Entrepreneur Word: Kiwoba Allaire
Bay Area tech executive, non-profit board member, and a top multicultural leader, Kiwoba Allaire chats about her entrepreneurial journey in STEM.
Why did you start Girl STEM Stars?
I have worked in the tech industry for over 15 years, where pay, perks, and benefits (at successful companies) are the norm. But I rarely see anyone that looks like me sharing in Tech's success. Despite my guilt of not sharing the "tech experience" with other Black and Brown people, and protestations to numerous hiring managers to expand their diversity programs—little changed.
Then came a significant turn of events in my life. I had a near-death experience that left me in a coma for nearly three weeks! I was in the ICU for a month; the doctors said I was five minutes from death three times! While in recovery, my Aunt told me that God sent his Warring and Ministering Angels to fight for my life. That's when I realized that God had saved me for a higher purpose. And, at that moment, I decided to "Be The Change I Wanted To See." So, while in my recovery bed I called Legal Zoom and told them I wanted to start a nonprofit that would help advance girls of color from underrepresented communities in the STEM (Science, Technology Engineering, and Math) fields.
Tell me about your stars?
The girls aged 8-18 are from underrepresented communities, such as East Palo Alto, Bay View, Vallejo, Oakland, and East San Jose. When on a field trip to NASA, I asked the girls what/who they wanted to be when they grew up, responses included Beyonce, a dancer—and others a veterinarian, so that they could play with puppies. After touring NASA and doing hands-on experiments with black female rocket scientists, the girls now wanted to be engineers. This is the power of exposing girls to Tech/STEM environments and mentors.
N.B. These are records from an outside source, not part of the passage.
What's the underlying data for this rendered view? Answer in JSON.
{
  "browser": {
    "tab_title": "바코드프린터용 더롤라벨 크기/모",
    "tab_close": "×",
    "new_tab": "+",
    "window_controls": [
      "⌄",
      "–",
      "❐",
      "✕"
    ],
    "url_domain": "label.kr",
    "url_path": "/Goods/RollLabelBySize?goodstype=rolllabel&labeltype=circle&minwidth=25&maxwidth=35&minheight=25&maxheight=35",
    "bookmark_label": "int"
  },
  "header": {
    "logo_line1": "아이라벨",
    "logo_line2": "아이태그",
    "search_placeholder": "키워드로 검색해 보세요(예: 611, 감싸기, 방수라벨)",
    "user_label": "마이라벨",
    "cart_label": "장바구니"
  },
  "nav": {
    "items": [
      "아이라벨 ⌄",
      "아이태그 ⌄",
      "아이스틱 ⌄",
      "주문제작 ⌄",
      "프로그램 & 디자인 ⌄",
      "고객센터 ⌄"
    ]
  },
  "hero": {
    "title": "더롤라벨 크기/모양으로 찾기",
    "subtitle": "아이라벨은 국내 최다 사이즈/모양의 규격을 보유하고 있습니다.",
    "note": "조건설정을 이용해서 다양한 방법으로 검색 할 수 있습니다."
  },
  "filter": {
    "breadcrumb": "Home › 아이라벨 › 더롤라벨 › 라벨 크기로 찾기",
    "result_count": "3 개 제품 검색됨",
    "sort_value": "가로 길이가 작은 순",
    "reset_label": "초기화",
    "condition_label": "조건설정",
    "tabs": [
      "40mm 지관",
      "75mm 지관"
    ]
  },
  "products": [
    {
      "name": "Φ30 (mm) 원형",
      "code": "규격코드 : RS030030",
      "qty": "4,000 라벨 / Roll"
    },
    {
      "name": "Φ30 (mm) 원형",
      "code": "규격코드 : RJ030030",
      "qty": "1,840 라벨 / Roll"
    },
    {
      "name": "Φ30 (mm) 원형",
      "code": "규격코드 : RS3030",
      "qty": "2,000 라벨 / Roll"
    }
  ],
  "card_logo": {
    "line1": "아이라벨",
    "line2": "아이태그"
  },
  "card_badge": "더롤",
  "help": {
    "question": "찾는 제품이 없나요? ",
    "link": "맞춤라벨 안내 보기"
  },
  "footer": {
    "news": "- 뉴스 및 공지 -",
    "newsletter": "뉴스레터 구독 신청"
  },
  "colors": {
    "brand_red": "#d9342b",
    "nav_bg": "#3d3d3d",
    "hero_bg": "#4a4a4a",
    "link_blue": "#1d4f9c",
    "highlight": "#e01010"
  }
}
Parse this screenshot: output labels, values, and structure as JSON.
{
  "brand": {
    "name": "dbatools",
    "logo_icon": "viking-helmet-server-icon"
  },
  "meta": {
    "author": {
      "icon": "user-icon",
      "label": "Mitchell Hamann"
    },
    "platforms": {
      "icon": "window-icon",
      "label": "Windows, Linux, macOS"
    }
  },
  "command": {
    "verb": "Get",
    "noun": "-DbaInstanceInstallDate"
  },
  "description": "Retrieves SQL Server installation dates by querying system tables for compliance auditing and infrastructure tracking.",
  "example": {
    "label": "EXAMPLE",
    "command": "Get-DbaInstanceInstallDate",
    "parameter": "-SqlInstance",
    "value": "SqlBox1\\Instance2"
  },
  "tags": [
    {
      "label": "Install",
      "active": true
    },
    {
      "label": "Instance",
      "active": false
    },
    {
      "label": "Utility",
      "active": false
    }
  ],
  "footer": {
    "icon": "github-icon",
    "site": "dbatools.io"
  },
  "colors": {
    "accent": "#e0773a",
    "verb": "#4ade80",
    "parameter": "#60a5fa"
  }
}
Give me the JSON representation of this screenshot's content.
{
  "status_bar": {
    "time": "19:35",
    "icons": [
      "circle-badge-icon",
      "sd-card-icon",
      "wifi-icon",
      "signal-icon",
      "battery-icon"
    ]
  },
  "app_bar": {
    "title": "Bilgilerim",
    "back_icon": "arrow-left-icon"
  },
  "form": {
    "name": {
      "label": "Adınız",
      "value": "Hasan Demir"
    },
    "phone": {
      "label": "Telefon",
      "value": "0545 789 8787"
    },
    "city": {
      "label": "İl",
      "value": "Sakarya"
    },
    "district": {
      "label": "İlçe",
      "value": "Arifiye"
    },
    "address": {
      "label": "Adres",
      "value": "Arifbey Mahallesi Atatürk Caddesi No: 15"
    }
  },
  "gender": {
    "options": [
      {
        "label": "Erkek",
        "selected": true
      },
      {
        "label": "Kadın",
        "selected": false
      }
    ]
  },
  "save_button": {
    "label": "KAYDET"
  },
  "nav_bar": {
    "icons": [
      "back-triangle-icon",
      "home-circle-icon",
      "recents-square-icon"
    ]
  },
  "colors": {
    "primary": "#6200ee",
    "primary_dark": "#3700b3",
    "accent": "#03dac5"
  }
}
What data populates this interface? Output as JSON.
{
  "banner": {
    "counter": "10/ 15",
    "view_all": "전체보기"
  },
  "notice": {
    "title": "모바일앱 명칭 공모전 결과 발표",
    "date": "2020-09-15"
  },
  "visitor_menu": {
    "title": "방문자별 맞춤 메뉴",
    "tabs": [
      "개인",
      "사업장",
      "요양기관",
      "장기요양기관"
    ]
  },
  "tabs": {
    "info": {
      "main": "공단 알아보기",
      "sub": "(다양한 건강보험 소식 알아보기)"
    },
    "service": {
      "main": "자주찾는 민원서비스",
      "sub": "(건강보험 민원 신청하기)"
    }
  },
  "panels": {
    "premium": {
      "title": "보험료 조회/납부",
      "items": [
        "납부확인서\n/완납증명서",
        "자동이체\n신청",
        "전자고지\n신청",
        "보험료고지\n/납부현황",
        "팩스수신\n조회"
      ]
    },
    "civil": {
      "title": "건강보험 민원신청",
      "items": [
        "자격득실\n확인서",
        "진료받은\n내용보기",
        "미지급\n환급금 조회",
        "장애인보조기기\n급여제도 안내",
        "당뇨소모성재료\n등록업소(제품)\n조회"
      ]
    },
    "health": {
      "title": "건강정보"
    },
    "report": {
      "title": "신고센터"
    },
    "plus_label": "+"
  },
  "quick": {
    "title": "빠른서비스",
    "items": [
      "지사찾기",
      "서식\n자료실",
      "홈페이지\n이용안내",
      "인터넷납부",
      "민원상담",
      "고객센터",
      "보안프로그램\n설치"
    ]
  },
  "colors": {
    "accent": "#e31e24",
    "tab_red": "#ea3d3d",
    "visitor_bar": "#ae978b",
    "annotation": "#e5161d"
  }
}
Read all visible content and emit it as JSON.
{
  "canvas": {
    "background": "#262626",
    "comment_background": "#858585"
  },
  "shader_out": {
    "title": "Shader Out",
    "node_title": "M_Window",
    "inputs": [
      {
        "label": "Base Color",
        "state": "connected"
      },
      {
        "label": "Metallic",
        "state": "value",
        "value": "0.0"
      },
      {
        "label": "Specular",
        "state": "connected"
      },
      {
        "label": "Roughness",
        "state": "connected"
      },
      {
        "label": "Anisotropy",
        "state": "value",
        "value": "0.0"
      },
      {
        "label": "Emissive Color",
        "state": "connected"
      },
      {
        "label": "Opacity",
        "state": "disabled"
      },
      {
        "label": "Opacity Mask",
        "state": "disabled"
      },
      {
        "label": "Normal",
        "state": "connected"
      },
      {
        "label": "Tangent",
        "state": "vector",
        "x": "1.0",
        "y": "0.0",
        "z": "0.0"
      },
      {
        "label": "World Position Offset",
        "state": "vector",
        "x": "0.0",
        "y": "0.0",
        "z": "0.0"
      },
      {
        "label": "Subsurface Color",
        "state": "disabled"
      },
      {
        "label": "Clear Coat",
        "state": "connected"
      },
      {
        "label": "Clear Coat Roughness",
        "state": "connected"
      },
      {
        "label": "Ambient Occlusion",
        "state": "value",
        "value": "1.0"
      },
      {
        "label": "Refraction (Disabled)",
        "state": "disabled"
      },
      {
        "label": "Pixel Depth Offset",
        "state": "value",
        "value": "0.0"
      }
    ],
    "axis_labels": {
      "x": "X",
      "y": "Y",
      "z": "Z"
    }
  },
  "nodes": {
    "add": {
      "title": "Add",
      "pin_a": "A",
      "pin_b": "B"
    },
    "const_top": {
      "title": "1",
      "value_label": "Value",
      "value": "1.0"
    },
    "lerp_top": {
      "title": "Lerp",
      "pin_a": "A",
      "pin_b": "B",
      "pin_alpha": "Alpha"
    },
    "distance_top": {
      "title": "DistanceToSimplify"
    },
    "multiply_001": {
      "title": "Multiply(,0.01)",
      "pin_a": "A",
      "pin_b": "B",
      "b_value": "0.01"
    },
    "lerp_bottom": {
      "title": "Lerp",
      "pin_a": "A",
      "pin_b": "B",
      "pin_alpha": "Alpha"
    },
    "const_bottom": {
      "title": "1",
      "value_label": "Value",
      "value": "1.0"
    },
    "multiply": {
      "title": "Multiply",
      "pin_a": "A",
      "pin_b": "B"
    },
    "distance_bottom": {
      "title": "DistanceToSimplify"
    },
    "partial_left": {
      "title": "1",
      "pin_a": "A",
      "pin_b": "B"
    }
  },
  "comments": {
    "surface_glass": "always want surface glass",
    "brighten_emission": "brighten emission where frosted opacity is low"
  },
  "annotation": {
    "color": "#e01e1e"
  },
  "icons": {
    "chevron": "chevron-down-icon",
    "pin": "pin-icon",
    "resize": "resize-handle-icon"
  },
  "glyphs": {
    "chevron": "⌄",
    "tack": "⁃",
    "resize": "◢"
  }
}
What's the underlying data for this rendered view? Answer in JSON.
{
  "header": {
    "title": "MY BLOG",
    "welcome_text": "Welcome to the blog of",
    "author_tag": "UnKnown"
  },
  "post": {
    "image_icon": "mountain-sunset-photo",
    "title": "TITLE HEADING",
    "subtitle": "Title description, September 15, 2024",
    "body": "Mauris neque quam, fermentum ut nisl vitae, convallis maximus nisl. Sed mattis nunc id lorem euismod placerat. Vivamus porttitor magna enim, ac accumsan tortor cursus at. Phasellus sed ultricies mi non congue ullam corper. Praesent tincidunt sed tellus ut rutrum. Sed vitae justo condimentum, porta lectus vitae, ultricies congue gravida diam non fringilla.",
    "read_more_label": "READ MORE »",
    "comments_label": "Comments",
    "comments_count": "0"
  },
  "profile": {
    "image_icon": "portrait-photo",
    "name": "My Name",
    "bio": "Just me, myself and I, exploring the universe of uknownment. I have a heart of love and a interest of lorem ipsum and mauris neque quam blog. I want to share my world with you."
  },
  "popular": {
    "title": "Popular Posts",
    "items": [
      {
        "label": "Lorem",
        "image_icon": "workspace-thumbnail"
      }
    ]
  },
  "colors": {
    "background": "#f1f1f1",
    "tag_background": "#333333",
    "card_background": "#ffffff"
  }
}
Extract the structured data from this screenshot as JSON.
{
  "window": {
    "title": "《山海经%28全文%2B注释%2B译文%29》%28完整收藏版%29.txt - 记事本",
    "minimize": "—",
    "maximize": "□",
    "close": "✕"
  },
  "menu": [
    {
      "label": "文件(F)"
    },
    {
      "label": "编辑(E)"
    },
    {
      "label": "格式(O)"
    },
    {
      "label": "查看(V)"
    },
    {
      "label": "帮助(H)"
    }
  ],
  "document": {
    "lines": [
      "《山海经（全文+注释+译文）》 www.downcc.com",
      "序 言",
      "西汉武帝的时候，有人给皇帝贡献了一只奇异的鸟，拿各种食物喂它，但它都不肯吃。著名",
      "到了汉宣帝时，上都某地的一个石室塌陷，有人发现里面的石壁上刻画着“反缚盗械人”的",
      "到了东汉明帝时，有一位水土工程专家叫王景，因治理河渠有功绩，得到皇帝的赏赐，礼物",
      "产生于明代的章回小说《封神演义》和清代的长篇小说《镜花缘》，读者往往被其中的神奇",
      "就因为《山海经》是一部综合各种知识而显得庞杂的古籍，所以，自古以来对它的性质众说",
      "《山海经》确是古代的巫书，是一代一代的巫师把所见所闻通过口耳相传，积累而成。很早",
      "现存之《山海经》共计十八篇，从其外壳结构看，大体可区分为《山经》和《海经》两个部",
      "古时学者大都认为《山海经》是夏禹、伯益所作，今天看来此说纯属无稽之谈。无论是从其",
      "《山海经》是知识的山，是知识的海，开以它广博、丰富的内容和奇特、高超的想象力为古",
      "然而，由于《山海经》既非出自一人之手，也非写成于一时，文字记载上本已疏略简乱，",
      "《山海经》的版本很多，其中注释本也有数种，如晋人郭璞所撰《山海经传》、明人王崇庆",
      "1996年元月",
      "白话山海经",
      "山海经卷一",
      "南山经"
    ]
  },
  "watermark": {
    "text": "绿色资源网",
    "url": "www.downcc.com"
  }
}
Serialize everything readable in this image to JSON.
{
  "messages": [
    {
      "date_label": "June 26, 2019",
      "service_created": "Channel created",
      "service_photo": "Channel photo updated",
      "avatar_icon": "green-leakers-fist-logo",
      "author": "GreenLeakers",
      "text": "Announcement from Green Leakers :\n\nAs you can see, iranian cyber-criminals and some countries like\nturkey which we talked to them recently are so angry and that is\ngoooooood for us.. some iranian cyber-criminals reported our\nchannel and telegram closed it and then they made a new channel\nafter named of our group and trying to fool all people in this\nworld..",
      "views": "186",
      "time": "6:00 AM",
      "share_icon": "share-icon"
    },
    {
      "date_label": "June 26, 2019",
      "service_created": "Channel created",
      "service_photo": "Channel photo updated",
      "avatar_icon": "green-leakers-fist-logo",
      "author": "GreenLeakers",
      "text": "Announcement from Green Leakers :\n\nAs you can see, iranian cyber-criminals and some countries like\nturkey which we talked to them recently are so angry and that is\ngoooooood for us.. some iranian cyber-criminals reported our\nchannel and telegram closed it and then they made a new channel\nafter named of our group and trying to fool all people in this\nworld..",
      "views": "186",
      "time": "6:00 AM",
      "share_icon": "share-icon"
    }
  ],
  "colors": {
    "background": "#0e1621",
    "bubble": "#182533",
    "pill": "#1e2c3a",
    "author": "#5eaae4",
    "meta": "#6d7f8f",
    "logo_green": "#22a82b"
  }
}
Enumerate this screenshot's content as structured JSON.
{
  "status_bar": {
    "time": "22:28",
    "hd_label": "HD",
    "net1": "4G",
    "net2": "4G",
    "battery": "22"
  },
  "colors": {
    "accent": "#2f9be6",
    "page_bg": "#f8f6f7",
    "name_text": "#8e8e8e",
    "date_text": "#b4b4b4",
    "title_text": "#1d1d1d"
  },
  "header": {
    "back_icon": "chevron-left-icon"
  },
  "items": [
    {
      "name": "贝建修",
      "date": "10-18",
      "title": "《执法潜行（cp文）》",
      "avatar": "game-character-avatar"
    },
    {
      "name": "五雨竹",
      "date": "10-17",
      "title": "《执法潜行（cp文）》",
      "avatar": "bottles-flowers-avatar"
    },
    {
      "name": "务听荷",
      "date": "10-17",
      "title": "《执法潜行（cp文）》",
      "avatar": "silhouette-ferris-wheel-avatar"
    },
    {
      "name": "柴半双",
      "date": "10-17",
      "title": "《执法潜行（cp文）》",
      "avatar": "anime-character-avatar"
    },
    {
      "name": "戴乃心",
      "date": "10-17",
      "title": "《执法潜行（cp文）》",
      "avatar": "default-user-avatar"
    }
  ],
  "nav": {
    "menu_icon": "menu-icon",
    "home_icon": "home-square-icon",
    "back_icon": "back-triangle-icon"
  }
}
You've had a successful career in corporate America, what was the most significant challenge in starting a company?
As the founder of the Give Back Program and Executive Director of Corporate Giving, I wrote many checks and donated a lot of money. The tables are turned starting a nonprofit and having to "ask" for donations from corporate companies. It's a very humbling experience. But when you're passionate about your cause, mine being girls STEM education, you get over it and get the job done boldly.
How can the broader technology community help push STEM to the next generation of innovators?
Invite children into their offices, weekly. Start a STEM program with the local schools and after-school programs in their community and teach them. Demystify STEM by having the engineering, accounting, marketing, and finance departments teach a class.
As a native San Franciscan, what are the three non-business things a start-up entrepreneur should know/visit in the City? And why?
Visit Twin Peaks on a clear day. Seeing San Francisco in all its vastness from this vantage point will help you visualize the "bigger picture."Go crabbing at Fort Point. The view of the Bay and Golden Gate bridge is beautiful, but crabbing with the people on the pier allows you to see how diverse the city is, and gain a firsthand understanding of San Francisco's communities.Do Tai Chi and picnic in Washington Square Park: Tai Chi offers inner peace, and picnicking allows one to take it all in.
All entrepreneurs end up in the penalty box be-it by their antsy investors, demanding partners, or go-faster employees, how do climb out and manage your team to success?
Stop trying to do everything myself. When I stop hoarding all the work and start sharing tasks with my team, everything runs more smoothly. Teamwork makes the Dreamwork!
Favorite book, movie, or place to visit?
Book: War Room
Movies: To Sir With Love and Black Panther,
What is the best advice you received from an educator?
I went to an all-girls Christian school. I remember being upset that I wasn't doing well in Algebra. A Nun told me, " You can do all things through Christ who is within you." I wound up getting an A!